Guénane a habitué ses lecteurs au roman, au recueil de poèmes et à la mince plaquette de poésie… Mais elle a habitué ce même lecteur aux voyages (car elle est une grande voyageuse) et à sa chère Bretagne.



Si le nouvel opus de Guénane, « En rade 3 » , sous titré « Brèves de cale », désarçonne par le genre auquel il appartient, il réjouira ses aficionados par l’exploration d’une certaine Bretagne qui se donne à lire.
Quelques mots sur le genre s’imposent. Tout d’abord, ce n’est pas une nouveauté dans l’œuvre de Guénane puisqu’il s’agit du tome 3… Ensuite le sous-titre évoque irrésistiblement les « brèves de comptoir » ; mais le mot comptoir évoque, tout aussi irrésistiblement, le bistrot, le bar dont le « rade » est un synonyme argotique. Tandis que la « cale » désigne le plan incliné, dans un port, qui sert à mettre à l’eau (ou au sec) les bateaux, ainsi qu’à débarquer leurs cargaisons… La cale est donc un lieu très vivant, convivial, à l’image du rade…
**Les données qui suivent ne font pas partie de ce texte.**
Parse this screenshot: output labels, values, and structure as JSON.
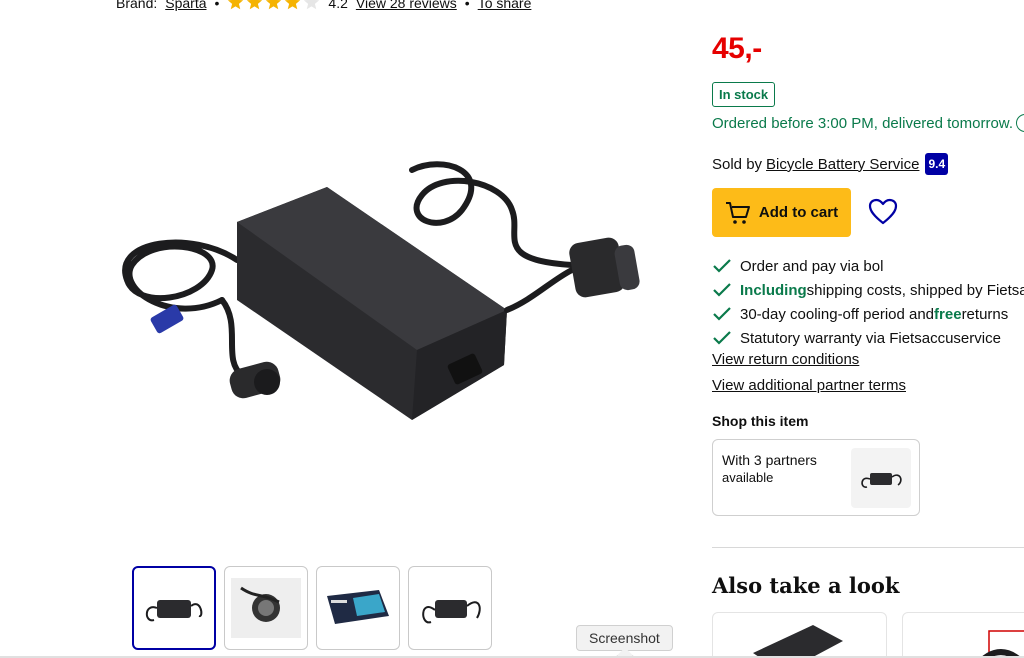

La structure de ces brèves est simple : le monde de la cale est fait de blagueurs (coup de griffe de Guénane, en passant, aux bloggers ?), pêcheurs, plaisanciers et passants, bateaux et 4x4. Une certaine forme de vérité et la frime… Les héros principaux sont les deux frères, Loulou et René, auxquels s’ajoutent, épisodiquement, le facteur et quelques anonymes de passage. René et Loulou sont les spécialistes du lapsus, des vannes, des plaisanteries bien grasses, de la langue qui fourche… Et Guénane, qui a l’art de la chute, ne se donne pas le beau rôle : elle se fait toujours (ou presque) moucher par l’un des deux frangins…
On est en Bretagne, la cale est le rendez-vous des professionnels (vrais ou amateurs) de la mer. C’est là que les pêcheurs racontent leurs exploits ou se plaignent de la dureté du métier. C’est une tranche de vie, un document grandeur nature sur la mer, et l’on en apprend de belles, ainsi sur la mue des crustacés ! Mais il y a aussi la page d’histoire qui n’est pas sans faire penser à ce roman (« La guerre secrète ») dans lequel Guénane fait la description du Lorient de son enfance. Une page d’histoire où Guénane apprend au lecteur que les trois villas réquisitionnées par Dönitz (qui y dirigea sa défense de la rade de Lorient et la base de sous-marins nazis de la presqu’île de Keroman) furent construites, en même temps que la cale, par le banquier Auguste Ouizille et portent encore le nom de « château des sardines »… Ce qui n’empêche pas Guénane de faire référence au regretté Jean L’Anselme (qui dynamita une certaine poésie) : « C’est ainsi qu’à force de fréquenter la cale les rires flambent car, comme écrivit mon vieil ami L’Anselme, les sens ça s’enflamme ! » Ce qui prouve que Guénane maîtrise la chute, la brève se terminant sur ces mots selon lesquels les trois villas (construites pour les trois filles d’Ouizille) sont surnommées par les esprits mal-pensants Kérozen (du nom de l’annexe du Cercle Naval qui en occupe le rez-de-chaussée), SP 95 et SP 98 ! Mais s’il y a des jeux de mots faciles à décoder comme « fait cale », il y a des allusions ou des affirmations sur les coutumes des autochtones, sur les spécificités de la pêche ou les discussions tenues sur cette dernière qui restent étrangères et incompréhensibles quand on n’est pas Breton de la côte ! Et ce livre est politiquement incorrect, vu ce qui est bu dans les chapelles : ce qui n’est pas pour me déplaire !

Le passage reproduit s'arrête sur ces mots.